Questions for MS Experts
The people we interviewed wanted to ask MS specialists when there will be a cure for MS. Similarly, many people also wondered if there are currently, or will be in the future, means of reversing or healing nerve damage or lesions related to MS. People also wanted to know what causes MS including the role of heredity, behaviors, and environment. Some said they were interested in the future direction of MS research, including the relevance of stem cells to curing and treating MS.
Bianca asks about research focusing on progressive MS.
Bianca asks about research focusing on progressive MS.

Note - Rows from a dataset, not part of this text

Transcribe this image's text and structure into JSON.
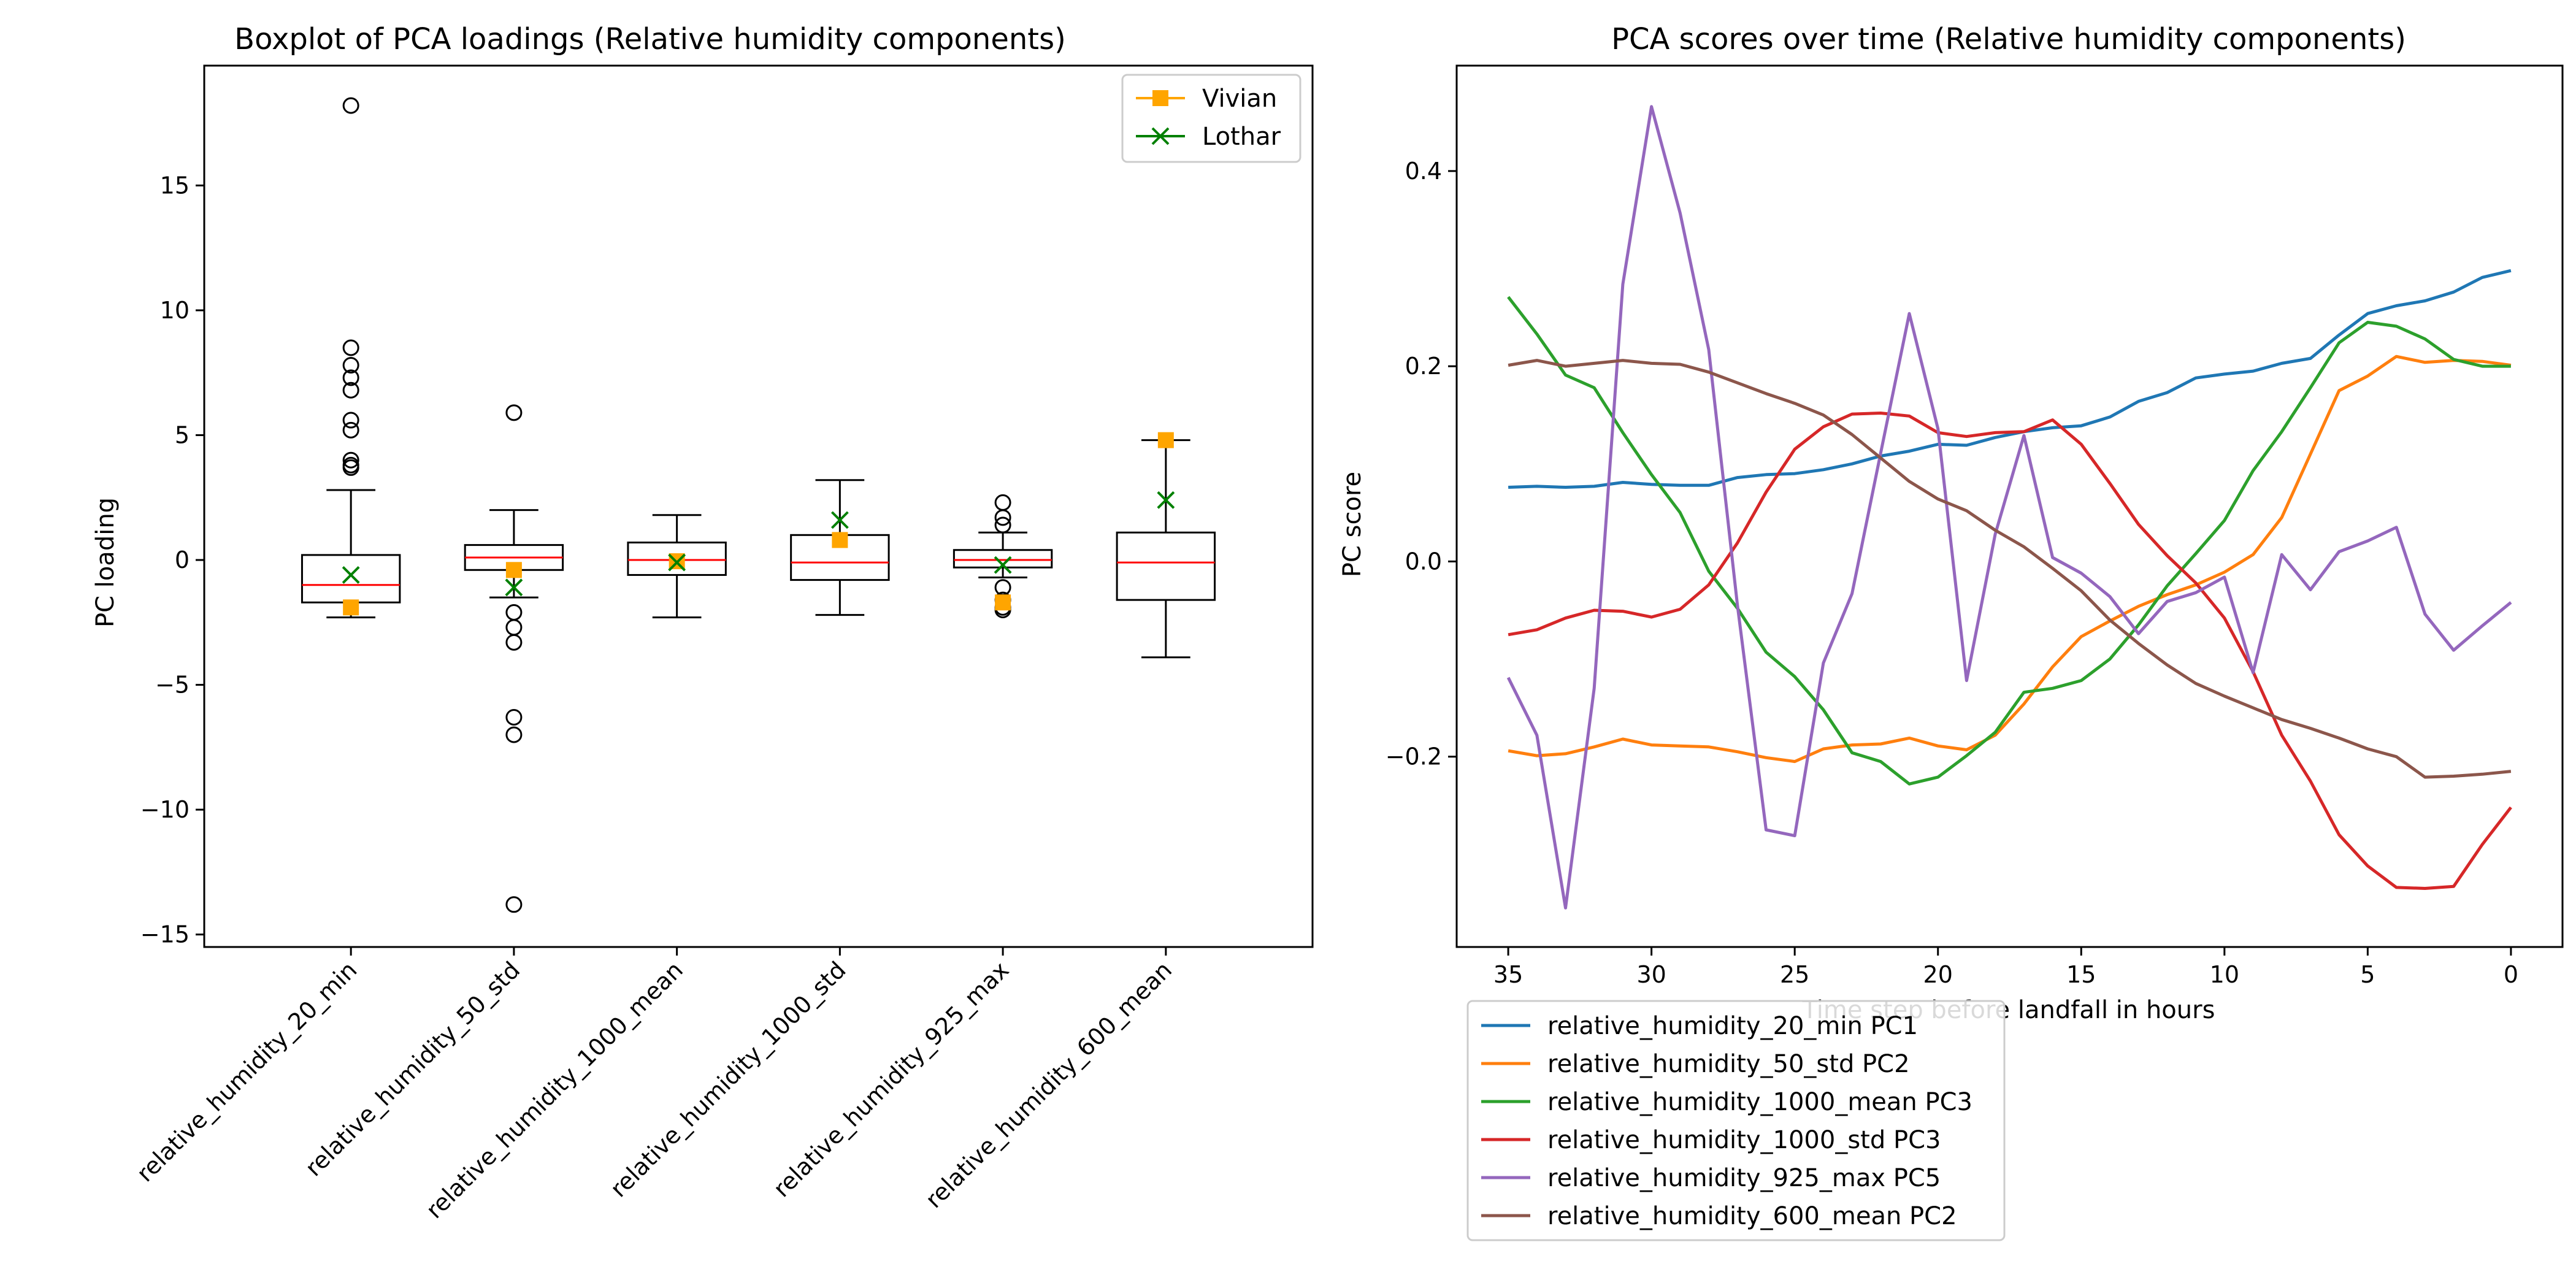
{
  "chart_data": [
    {
      "type": "boxplot",
      "title": "Boxplot of PCA loadings (Relative humidity components)",
      "xlabel": "",
      "ylabel": "PC loading",
      "ylim": [
        -15.5,
        19.8
      ],
      "yticks": [
        -15,
        -10,
        -5,
        0,
        5,
        10,
        15
      ],
      "categories": [
        "relative_humidity_20_min",
        "relative_humidity_50_std",
        "relative_humidity_1000_mean",
        "relative_humidity_1000_std",
        "relative_humidity_925_max",
        "relative_humidity_600_mean"
      ],
      "boxes": [
        {
          "q1": -1.7,
          "median": -1.0,
          "q3": 0.2,
          "whisker_low": -2.3,
          "whisker_high": 2.8,
          "fliers": [
            18.2,
            8.5,
            7.8,
            7.3,
            6.8,
            5.6,
            5.2,
            4.0,
            3.8,
            3.7
          ]
        },
        {
          "q1": -0.4,
          "median": 0.1,
          "q3": 0.6,
          "whisker_low": -1.5,
          "whisker_high": 2.0,
          "fliers": [
            5.9,
            -2.1,
            -2.7,
            -3.3,
            -6.3,
            -7.0,
            -13.8
          ]
        },
        {
          "q1": -0.6,
          "median": 0.0,
          "q3": 0.7,
          "whisker_low": -2.3,
          "whisker_high": 1.8,
          "fliers": []
        },
        {
          "q1": -0.8,
          "median": -0.1,
          "q3": 1.0,
          "whisker_low": -2.2,
          "whisker_high": 3.2,
          "fliers": []
        },
        {
          "q1": -0.3,
          "median": 0.0,
          "q3": 0.4,
          "whisker_low": -0.7,
          "whisker_high": 1.1,
          "fliers": [
            2.3,
            1.7,
            1.4,
            -1.1,
            -1.6,
            -1.9,
            -2.0
          ]
        },
        {
          "q1": -1.6,
          "median": -0.1,
          "q3": 1.1,
          "whisker_low": -3.9,
          "whisker_high": 4.8,
          "fliers": []
        }
      ],
      "overlay_series": [
        {
          "name": "Vivian",
          "marker": "square",
          "color": "#FFA500",
          "values": [
            -1.9,
            -0.4,
            -0.05,
            0.8,
            -1.7,
            4.8
          ]
        },
        {
          "name": "Lothar",
          "marker": "x",
          "color": "#008000",
          "values": [
            -0.6,
            -1.1,
            -0.1,
            1.6,
            -0.2,
            2.4
          ]
        }
      ],
      "legend_position": "upper right"
    },
    {
      "type": "line",
      "title": "PCA scores over time (Relative humidity components)",
      "xlabel": "Time step before landfall in hours",
      "ylabel": "PC score",
      "xlim": [
        36.8,
        -1.8
      ],
      "ylim": [
        -0.395,
        0.508
      ],
      "xticks": [
        35,
        30,
        25,
        20,
        15,
        10,
        5,
        0
      ],
      "yticks": [
        -0.2,
        0.0,
        0.2,
        0.4
      ],
      "x": [
        35,
        34,
        33,
        32,
        31,
        30,
        29,
        28,
        27,
        26,
        25,
        24,
        23,
        22,
        21,
        20,
        19,
        18,
        17,
        16,
        15,
        14,
        13,
        12,
        11,
        10,
        9,
        8,
        7,
        6,
        5,
        4,
        3,
        2,
        1,
        0
      ],
      "series": [
        {
          "name": "relative_humidity_20_min PC1",
          "color": "#1f77b4",
          "values": [
            0.076,
            0.077,
            0.076,
            0.077,
            0.081,
            0.079,
            0.078,
            0.078,
            0.086,
            0.089,
            0.09,
            0.094,
            0.1,
            0.108,
            0.113,
            0.12,
            0.119,
            0.127,
            0.133,
            0.137,
            0.139,
            0.148,
            0.164,
            0.173,
            0.188,
            0.192,
            0.195,
            0.203,
            0.208,
            0.232,
            0.254,
            0.262,
            0.267,
            0.276,
            0.291,
            0.298
          ]
        },
        {
          "name": "relative_humidity_50_std PC2",
          "color": "#ff7f0e",
          "values": [
            -0.194,
            -0.199,
            -0.197,
            -0.19,
            -0.182,
            -0.188,
            -0.189,
            -0.19,
            -0.195,
            -0.201,
            -0.205,
            -0.192,
            -0.188,
            -0.187,
            -0.181,
            -0.189,
            -0.193,
            -0.178,
            -0.146,
            -0.108,
            -0.077,
            -0.061,
            -0.046,
            -0.034,
            -0.024,
            -0.011,
            0.007,
            0.045,
            0.11,
            0.175,
            0.19,
            0.21,
            0.204,
            0.206,
            0.205,
            0.201
          ]
        },
        {
          "name": "relative_humidity_1000_mean PC3",
          "color": "#2ca02c",
          "values": [
            0.271,
            0.233,
            0.191,
            0.178,
            0.132,
            0.089,
            0.05,
            -0.01,
            -0.048,
            -0.093,
            -0.118,
            -0.152,
            -0.196,
            -0.205,
            -0.228,
            -0.221,
            -0.199,
            -0.175,
            -0.134,
            -0.13,
            -0.122,
            -0.1,
            -0.065,
            -0.025,
            0.008,
            0.042,
            0.093,
            0.133,
            0.178,
            0.224,
            0.245,
            0.241,
            0.228,
            0.207,
            0.2,
            0.2
          ]
        },
        {
          "name": "relative_humidity_1000_std PC3",
          "color": "#d62728",
          "values": [
            -0.075,
            -0.07,
            -0.058,
            -0.05,
            -0.051,
            -0.057,
            -0.049,
            -0.024,
            0.019,
            0.071,
            0.115,
            0.138,
            0.151,
            0.152,
            0.149,
            0.132,
            0.128,
            0.132,
            0.133,
            0.145,
            0.12,
            0.08,
            0.038,
            0.006,
            -0.022,
            -0.058,
            -0.113,
            -0.178,
            -0.225,
            -0.28,
            -0.312,
            -0.334,
            -0.335,
            -0.333,
            -0.29,
            -0.252
          ]
        },
        {
          "name": "relative_humidity_925_max PC5",
          "color": "#9467bd",
          "values": [
            -0.119,
            -0.178,
            -0.355,
            -0.13,
            0.284,
            0.466,
            0.357,
            0.217,
            -0.045,
            -0.275,
            -0.281,
            -0.104,
            -0.033,
            0.111,
            0.254,
            0.136,
            -0.122,
            0.028,
            0.129,
            0.004,
            -0.012,
            -0.036,
            -0.074,
            -0.041,
            -0.032,
            -0.016,
            -0.114,
            0.007,
            -0.029,
            0.01,
            0.021,
            0.035,
            -0.054,
            -0.091,
            -0.066,
            -0.042
          ]
        },
        {
          "name": "relative_humidity_600_mean PC2",
          "color": "#8c564b",
          "values": [
            0.201,
            0.206,
            0.2,
            0.203,
            0.206,
            0.203,
            0.202,
            0.194,
            0.183,
            0.172,
            0.162,
            0.15,
            0.13,
            0.106,
            0.082,
            0.064,
            0.052,
            0.032,
            0.015,
            -0.007,
            -0.03,
            -0.06,
            -0.084,
            -0.106,
            -0.125,
            -0.138,
            -0.15,
            -0.162,
            -0.171,
            -0.181,
            -0.192,
            -0.2,
            -0.221,
            -0.22,
            -0.218,
            -0.215
          ]
        }
      ],
      "legend_position": "below"
    }
  ]
}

And I guess I would ask, are there current studies about secondary progressive MS that the exacerbating-remitting, I've been told, is easier to study. Because you could say, Mrs. Jones had 12 attacks last year. And with this medication, she has four attacks. So, it looks like things are getting better for-- this is great. So that's fine. They can measure the concrete episodes that people have and what medications do or don't do for them. But with secondary progressive, I'm not aware of much that's done, partly because it's really hard to study. And in my case, everything has been so gradual that there's no way to say, well, this has made [NAME] able to do this. And she couldn't a few weeks ago before the medication, or a few months ago. It's really hard to measure. And I think there hasn't been as much studies about secondary progressive MS.
Kara wonders about reversing MS and who gets the best treatments.
Kara wonders about reversing MS and who gets the best treatments.
What is the possibility of completely reversing the lesions? Do you see potential in that, within the next how many years? Do people get, is it true that people get better treatment with the more money they have? Like, I would just like, is this the best option, or are there better options that we don't know about? And then, well no, those are basically it. Like, I mean, it's kind of those generic, like, what if questions. Like what if, you know, you are able to reverse lesions? Would it be available for everybody? Like, you know, stuff like that, just basic stuff like that.
Karen is optimistic about a future cure for MS.
Karen is optimistic about a future cure for MS.
I know in my heart that there will be a cure for MS. I would like to ask an MS expert how confident they are that there would be a cure, you know, in the next five to ten years. Yeah, that’s it. I want to know if, you know, I want to know how optimistic MS researchers are because I am. And I have to think that they have to be optimistic as well, just knowing that in 13 years, there are quadruple, you know, the amount of medications that are available now. So, there is major progress. So, yeah, what is it, what’s the missing piece, and how soon are they going to find it?